Muyuan Foodstuff
- Traded as: CSI A50
- Industry: Food
- Products: Pork
- Number of employees: 137,000

= Muyuan Foodstuff =

Chinese pork producer

Muyuan Foodstuff (牧原食品) is a Chinese food company specializing in pork production. As of 2023, Muyuan raises approximately 100 million and slaughters 63 million pigs per year. They operate the world's largest pig farm.

== History ==
Muyuan was founded by husband and wife Qin Yinglin and Qian Ying, who started their first farm in 1992. By 1994, they had 2,000 pigs, and by 1997 they had 10,000. In 2000, Qin founded Muyuan Farming (牧原养殖), the company that would eventually become Muyuan Foodstuff. In 2010, the company received an International Finance Corporation loan and investment. By 2013, Muyuan Foodstuff Ltd. had two wholly owned subsidiaries and one participating company, and was raising more than one million pigs for slaughter per year. On 28 January 2014, Muyuan stock (002714.SZ) started trading on the Shenzhen Stock Exchange. By 2019, they were the second largest pork producer in China after Wens Foodstuff Group.

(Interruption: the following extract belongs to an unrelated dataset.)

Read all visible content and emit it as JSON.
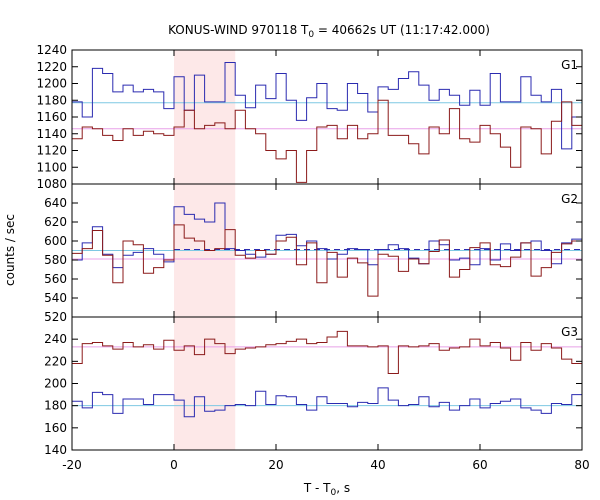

In 2020, the African swine fever epidemic caused the global price of pork to rise and Muyuan's profits grew 1,413% in the first nine months of 2020. This cash allowed them to invest in a new generation of mega farms. During the swine fever crisis, Muyuan was able to thrive because it owns more of its own facilities than competitors, allowing it to better control the spread of disease.

In 2021, they were the world's leading sow producer.

After selling over 78 million pigs in 2025, the company completed a second listing on the Hong Kong Stock Exchange in February 2026, raising US$1.7 billion. The agenda for the coming years includes expansion into Southeast Asia (starting with neighboring Vietnam) and the establishment of purchasing teams in key grain and oilseed exporting countries such as Brazil to ensure stable supply.

== Facilities ==
Muyuan's pig farm near Nanyang is the world's largest. Its pig barns are multistory which allows for higher density. The farm is farrow-to-finish meaning that pigs taken from breeding to slaughter on-site. Production at this farm is targeted at 2.1 million pigs a year.